Im Jahrhundertwinter der Nachkriegszeit 1946/47 kämpft der junge Hanno Dietz mit seiner Familie in Hamburg,
wie so viele, ums Überleben.

Viele Monate ist es bitterkalt.

Bei seiner Suche in den Trümmern nach Verwertbarem findet Hanno eine tote Frau und etwas abseits
davon einen ca. dreijährigen Jungen. Joost, so wird der Kleine genannt, wächst in der Dietz-Familie auf ohne seine
wahre Identität zu kennen. Seine wenigen Habseligkeiten werden von Mutter Agnes sorgfältig aufbewahrt.
Eines Tages wird sie Joost die Wahrheit sagen.

Hanno hat nie über die tote Frau gesprochen, vergessen kann er sie nicht. Joost wird ein erfolgreicher Architekt.

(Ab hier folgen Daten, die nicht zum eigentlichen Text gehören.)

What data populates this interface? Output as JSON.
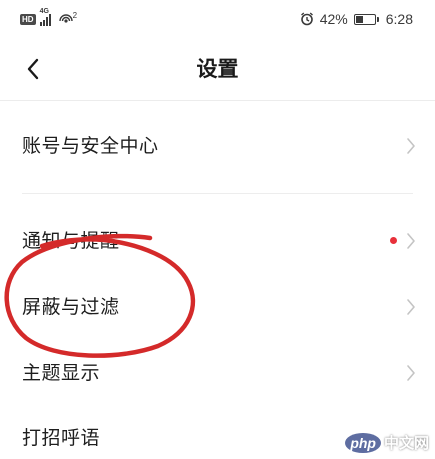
{
  "status_bar": {
    "network_badge": "HD",
    "signal_label": "4G",
    "wifi_badge": "2",
    "battery_percent_text": "42%",
    "battery_level": 0.42,
    "time": "6:28",
    "icons": [
      "hd-icon",
      "signal-icon",
      "wifi-icon",
      "alarm-icon",
      "battery-icon"
    ]
  },
  "navbar": {
    "back_icon": "chevron-left-icon",
    "title": "设置"
  },
  "settings": {
    "items": [
      {
        "label": "账号与安全中心",
        "has_dot": false
      },
      {
        "label": "通知与提醒",
        "has_dot": true
      },
      {
        "label": "屏蔽与过滤",
        "has_dot": false
      },
      {
        "label": "主题显示",
        "has_dot": false
      },
      {
        "label": "打招呼语",
        "has_dot": false
      }
    ]
  },
  "annotation": {
    "type": "hand-drawn circle",
    "color": "#d42a2a",
    "target": "屏蔽与过滤"
  },
  "watermark": {
    "logo_text": "php",
    "text": "中文网"
  },
  "colors": {
    "accent_dot": "#e8303a",
    "annotation": "#d42a2a",
    "text": "#1e1e1e",
    "chevron": "#c4c4c4"
  }
}
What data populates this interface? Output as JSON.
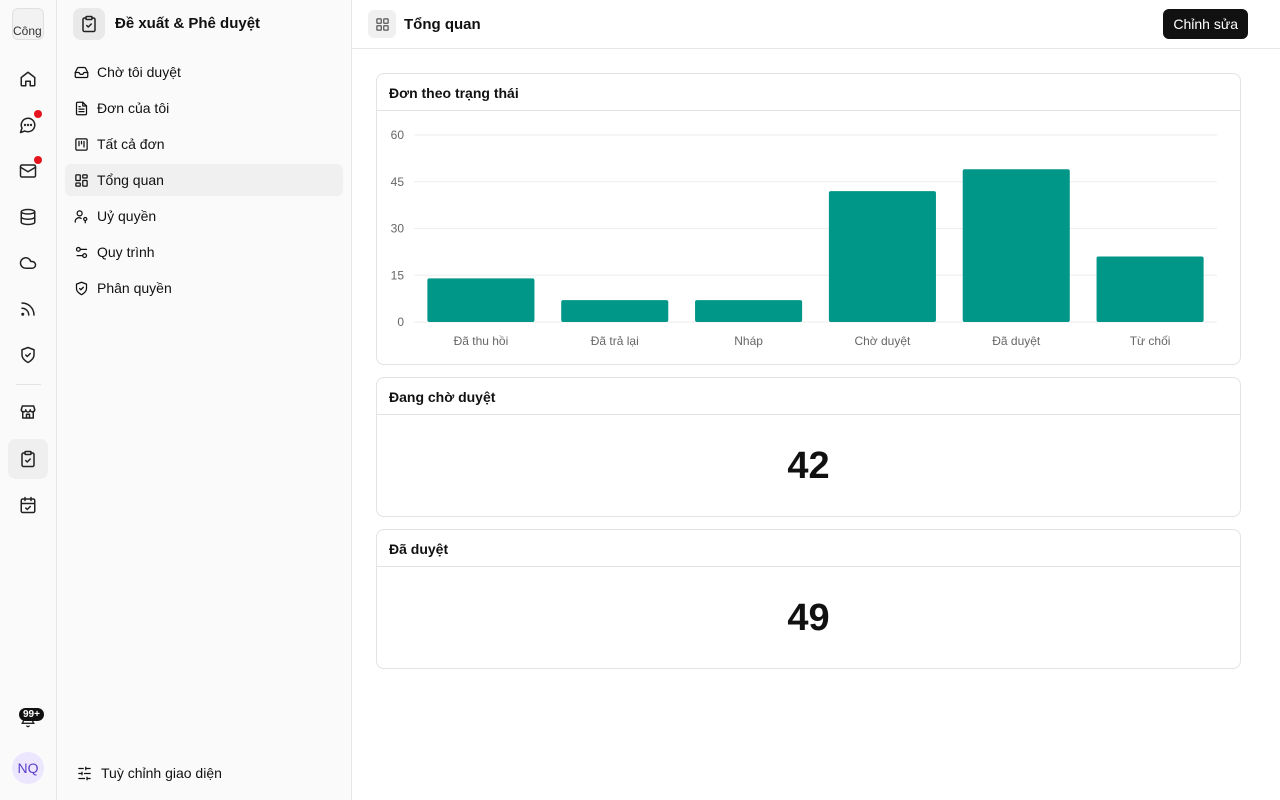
{
  "rail": {
    "logo_text": "Công",
    "items": [
      {
        "icon": "home-icon"
      },
      {
        "icon": "chat-icon",
        "has_dot": true
      },
      {
        "icon": "mail-icon",
        "has_dot": true
      },
      {
        "icon": "database-icon"
      },
      {
        "icon": "cloud-icon"
      },
      {
        "icon": "rss-icon"
      },
      {
        "icon": "shield-check-icon"
      },
      {
        "icon": "store-icon"
      },
      {
        "icon": "clipboard-check-icon",
        "active": true
      },
      {
        "icon": "calendar-check-icon"
      }
    ],
    "notification_badge": "99+",
    "avatar_initials": "NQ",
    "accent_dot": "#e5141c"
  },
  "sidebar": {
    "title": "Đề xuất & Phê duyệt",
    "items": [
      {
        "label": "Chờ tôi duyệt",
        "icon": "inbox-icon"
      },
      {
        "label": "Đơn của tôi",
        "icon": "file-text-icon"
      },
      {
        "label": "Tất cả đơn",
        "icon": "kanban-icon"
      },
      {
        "label": "Tổng quan",
        "icon": "layout-grid-icon",
        "active": true
      },
      {
        "label": "Uỷ quyền",
        "icon": "user-key-icon"
      },
      {
        "label": "Quy trình",
        "icon": "workflow-icon"
      },
      {
        "label": "Phân quyền",
        "icon": "shield-icon"
      }
    ],
    "footer_label": "Tuỳ chỉnh giao diện"
  },
  "header": {
    "title": "Tổng quan",
    "edit_label": "Chỉnh sửa"
  },
  "cards": {
    "status_chart_title": "Đơn theo trạng thái",
    "pending_title": "Đang chờ duyệt",
    "pending_value": "42",
    "approved_title": "Đã duyệt",
    "approved_value": "49"
  },
  "chart_data": {
    "type": "bar",
    "categories": [
      "Đã thu hồi",
      "Đã trả lại",
      "Nháp",
      "Chờ duyệt",
      "Đã duyệt",
      "Từ chối"
    ],
    "values": [
      14,
      7,
      7,
      42,
      49,
      21
    ],
    "ylim": [
      0,
      60
    ],
    "yticks": [
      0,
      15,
      30,
      45,
      60
    ],
    "grid": true,
    "color": "#009688"
  }
}
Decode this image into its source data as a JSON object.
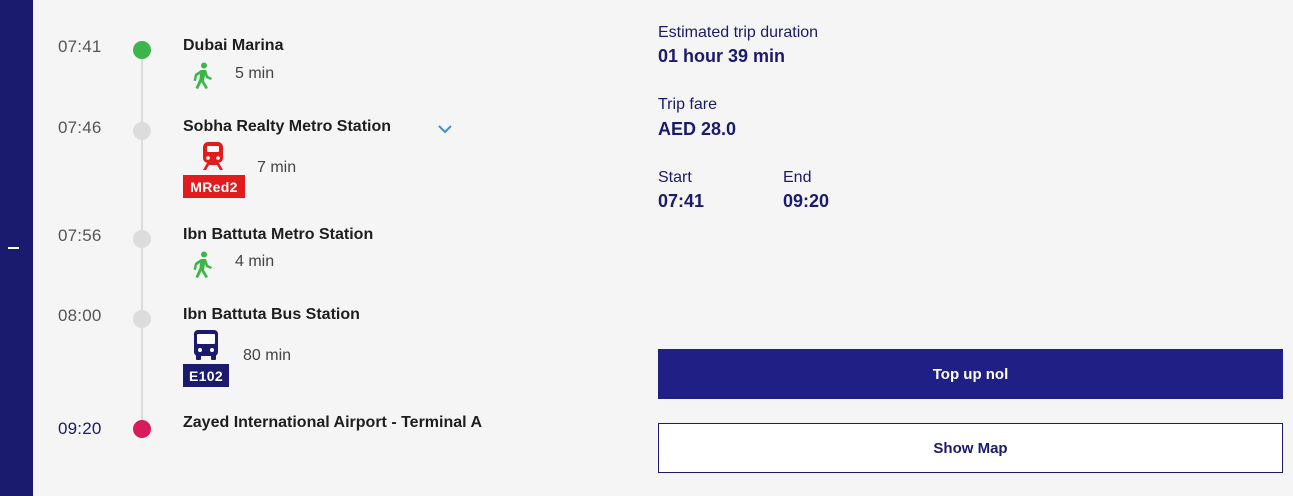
{
  "timeline": {
    "stops": [
      {
        "time": "07:41",
        "name": "Dubai Marina"
      },
      {
        "time": "07:46",
        "name": "Sobha Realty Metro Station"
      },
      {
        "time": "07:56",
        "name": "Ibn Battuta Metro Station"
      },
      {
        "time": "08:00",
        "name": "Ibn Battuta Bus Station"
      },
      {
        "time": "09:20",
        "name": "Zayed International Airport - Terminal A"
      }
    ],
    "legs": [
      {
        "mode": "walk",
        "icon": "walking-person-icon",
        "duration": "5 min"
      },
      {
        "mode": "metro",
        "icon": "metro-train-icon",
        "line": "MRed2",
        "duration": "7 min"
      },
      {
        "mode": "walk",
        "icon": "walking-person-icon",
        "duration": "4 min"
      },
      {
        "mode": "bus",
        "icon": "bus-icon",
        "line": "E102",
        "duration": "80 min"
      }
    ]
  },
  "summary": {
    "duration_label": "Estimated trip duration",
    "duration_value": "01 hour 39 min",
    "fare_label": "Trip fare",
    "fare_value": "AED 28.0",
    "start_label": "Start",
    "start_value": "07:41",
    "end_label": "End",
    "end_value": "09:20"
  },
  "actions": {
    "top_up_label": "Top up nol",
    "show_map_label": "Show Map"
  },
  "colors": {
    "navy": "#1a1a6e",
    "start_dot": "#3cb54a",
    "end_dot": "#d81b5a",
    "walk_green": "#3cb54a",
    "metro_red": "#e11c1c",
    "background": "#f5f5f5"
  }
}
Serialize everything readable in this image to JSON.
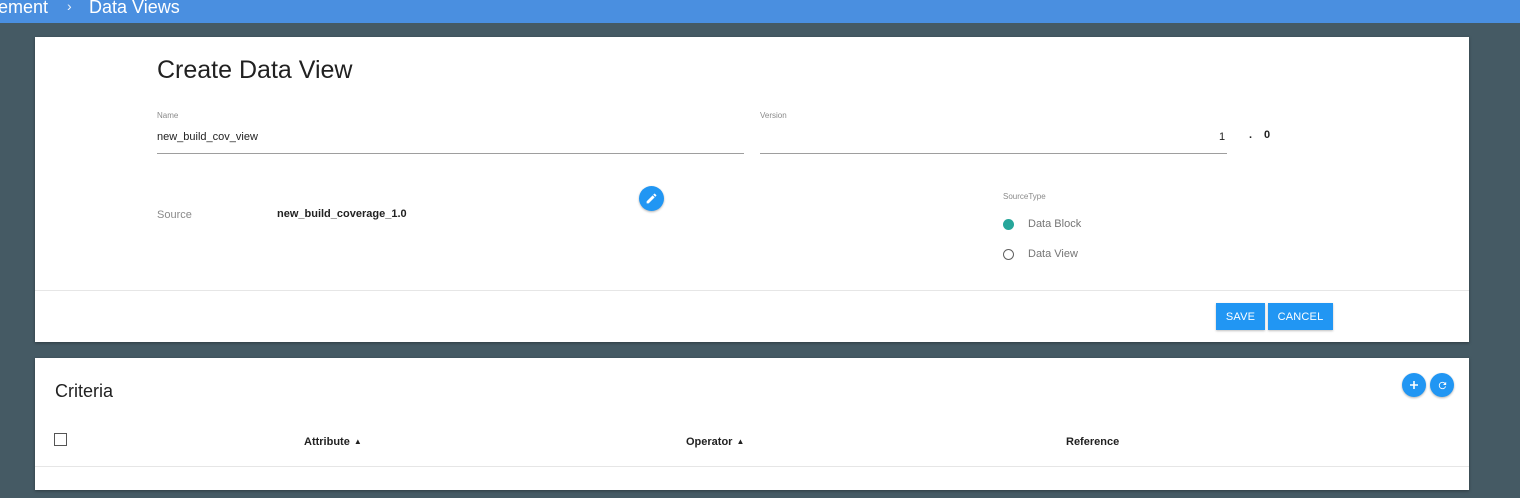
{
  "breadcrumb": {
    "parent": "ement",
    "separator": "›",
    "current": "Data Views"
  },
  "form": {
    "title": "Create Data View",
    "name_label": "Name",
    "name_value": "new_build_cov_view",
    "version_label": "Version",
    "version_major": "1",
    "version_dot": ".",
    "version_minor": "0",
    "source_label": "Source",
    "source_value": "new_build_coverage_1.0",
    "edit_icon": "pencil-icon",
    "source_type_label": "SourceType",
    "source_type_options": [
      "Data Block",
      "Data View"
    ],
    "source_type_selected": "Data Block",
    "save_label": "SAVE",
    "cancel_label": "CANCEL"
  },
  "criteria": {
    "title": "Criteria",
    "add_icon": "plus-icon",
    "refresh_icon": "refresh-icon",
    "columns": [
      "Attribute",
      "Operator",
      "Reference"
    ],
    "sort_glyph": "▲"
  },
  "colors": {
    "header": "#4a8fe0",
    "background": "#455a64",
    "accent": "#2196f3",
    "radio_on": "#26a69a"
  }
}
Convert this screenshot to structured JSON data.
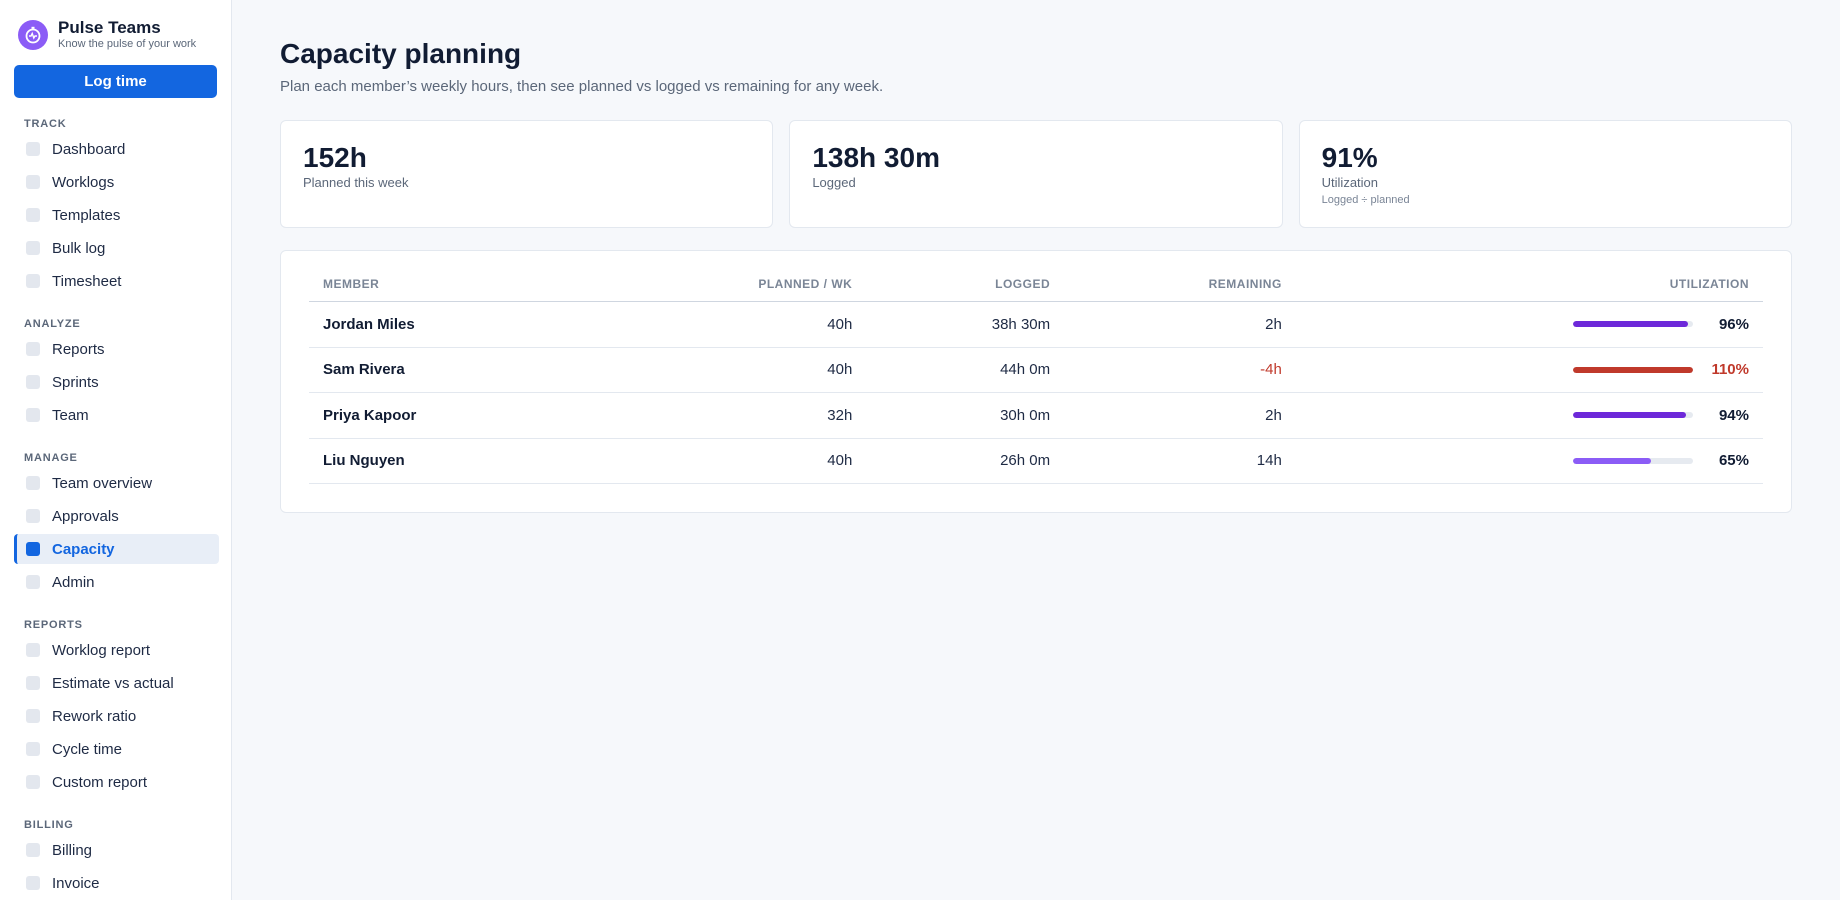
{
  "app": {
    "name": "Pulse Teams",
    "tagline": "Know the pulse of your work",
    "log_button": "Log time"
  },
  "sidebar": {
    "sections": [
      {
        "label": "TRACK",
        "items": [
          {
            "label": "Dashboard",
            "active": false
          },
          {
            "label": "Worklogs",
            "active": false
          },
          {
            "label": "Templates",
            "active": false
          },
          {
            "label": "Bulk log",
            "active": false
          },
          {
            "label": "Timesheet",
            "active": false
          }
        ]
      },
      {
        "label": "ANALYZE",
        "items": [
          {
            "label": "Reports",
            "active": false
          },
          {
            "label": "Sprints",
            "active": false
          },
          {
            "label": "Team",
            "active": false
          }
        ]
      },
      {
        "label": "MANAGE",
        "items": [
          {
            "label": "Team overview",
            "active": false
          },
          {
            "label": "Approvals",
            "active": false
          },
          {
            "label": "Capacity",
            "active": true
          },
          {
            "label": "Admin",
            "active": false
          }
        ]
      },
      {
        "label": "REPORTS",
        "items": [
          {
            "label": "Worklog report",
            "active": false
          },
          {
            "label": "Estimate vs actual",
            "active": false
          },
          {
            "label": "Rework ratio",
            "active": false
          },
          {
            "label": "Cycle time",
            "active": false
          },
          {
            "label": "Custom report",
            "active": false
          }
        ]
      },
      {
        "label": "BILLING",
        "items": [
          {
            "label": "Billing",
            "active": false
          },
          {
            "label": "Invoice",
            "active": false
          }
        ]
      }
    ]
  },
  "page": {
    "title": "Capacity planning",
    "subtitle": "Plan each member’s weekly hours, then see planned vs logged vs remaining for any week."
  },
  "stats": [
    {
      "value": "152h",
      "label": "Planned this week",
      "note": ""
    },
    {
      "value": "138h 30m",
      "label": "Logged",
      "note": ""
    },
    {
      "value": "91%",
      "label": "Utilization",
      "note": "Logged ÷ planned"
    }
  ],
  "table": {
    "headers": {
      "member": "MEMBER",
      "planned": "PLANNED / WK",
      "logged": "LOGGED",
      "remaining": "REMAINING",
      "utilization": "UTILIZATION"
    },
    "rows": [
      {
        "member": "Jordan Miles",
        "planned": "40h",
        "logged": "38h 30m",
        "remaining": "2h",
        "utilization": "96%",
        "util_fraction": 0.96,
        "bar_color": "#6d28d9",
        "negative": false
      },
      {
        "member": "Sam Rivera",
        "planned": "40h",
        "logged": "44h 0m",
        "remaining": "-4h",
        "utilization": "110%",
        "util_fraction": 1.0,
        "bar_color": "#c0392b",
        "negative": true
      },
      {
        "member": "Priya Kapoor",
        "planned": "32h",
        "logged": "30h 0m",
        "remaining": "2h",
        "utilization": "94%",
        "util_fraction": 0.94,
        "bar_color": "#6d28d9",
        "negative": false
      },
      {
        "member": "Liu Nguyen",
        "planned": "40h",
        "logged": "26h 0m",
        "remaining": "14h",
        "utilization": "65%",
        "util_fraction": 0.65,
        "bar_color": "#8b5cf6",
        "negative": false
      }
    ]
  }
}
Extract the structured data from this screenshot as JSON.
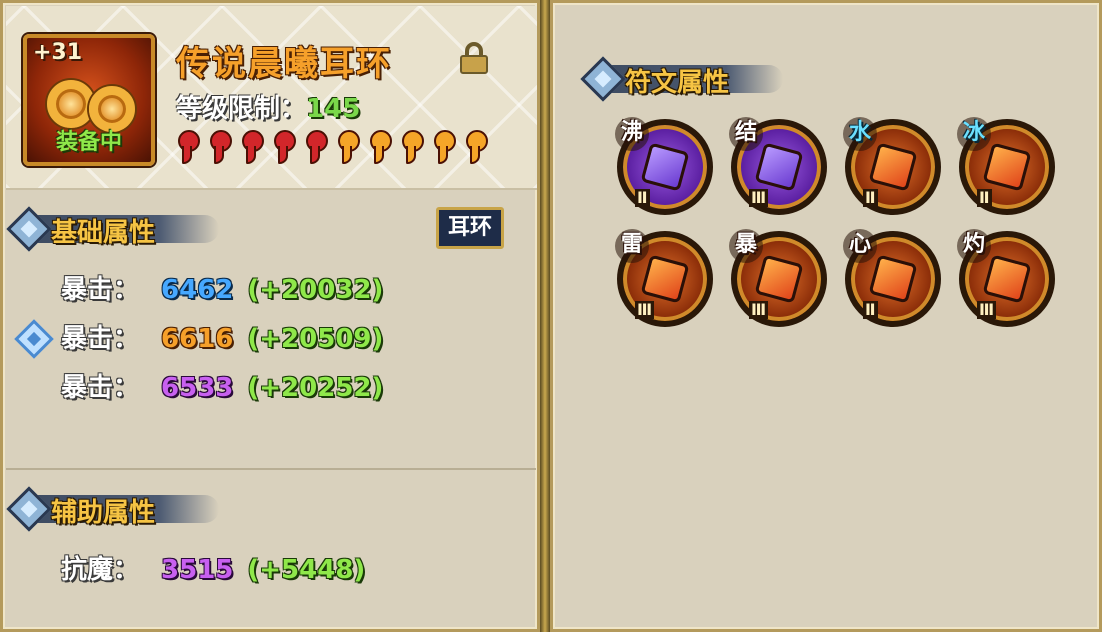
{
  "item": {
    "enhance_level": "+31",
    "name": "传说晨曦耳环",
    "equipped_label": "装备中",
    "level_label": "等级限制：",
    "level_value": "145",
    "stars": [
      "red",
      "red",
      "red",
      "red",
      "red",
      "orange",
      "orange",
      "orange",
      "orange",
      "orange"
    ]
  },
  "base_attributes": {
    "title": "基础属性",
    "type_tag": "耳环",
    "rows": [
      {
        "label": "暴击：",
        "value": "6462",
        "bonus": "(+20032)",
        "color": "#46a8ff"
      },
      {
        "label": "暴击：",
        "value": "6616",
        "bonus": "(+20509)",
        "color": "#f6a02a"
      },
      {
        "label": "暴击：",
        "value": "6533",
        "bonus": "(+20252)",
        "color": "#c860f0"
      }
    ]
  },
  "aux_attributes": {
    "title": "辅助属性",
    "rows": [
      {
        "label": "抗魔：",
        "value": "3515",
        "bonus": "(+5448)",
        "color": "#c860f0"
      }
    ]
  },
  "runes": {
    "title": "符文属性",
    "items": [
      {
        "char": "沸",
        "level": "Ⅱ",
        "style": "purple"
      },
      {
        "char": "结",
        "level": "Ⅲ",
        "style": "purple"
      },
      {
        "char": "水",
        "level": "Ⅱ",
        "style": "orange"
      },
      {
        "char": "冰",
        "level": "Ⅱ",
        "style": "orange"
      },
      {
        "char": "雷",
        "level": "Ⅲ",
        "style": "orange"
      },
      {
        "char": "暴",
        "level": "Ⅲ",
        "style": "orange"
      },
      {
        "char": "心",
        "level": "Ⅱ",
        "style": "orange"
      },
      {
        "char": "灼",
        "level": "Ⅲ",
        "style": "orange"
      }
    ]
  },
  "icons": [
    "lock-icon",
    "diamond-gem-icon",
    "earring-icon",
    "rune-icon"
  ]
}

Als er beauftragt wird Gut Anquist in der Uckermark zu restaurieren nimmt sein Leben eine
dramatische Wende.

Mechtild Borrmann lebt als freie Schriftstellerin in Bielefeld.
Jhr Roman “ Wer das Schweigen bricht“ wurde zum Bestseller und mit dem Deutschen Krimi Preis
ausgezeichnet.

„Die andere Hälfte der Hoffnung“ wurde 2015 für den Friedrich-Glauser-Preis nominiert.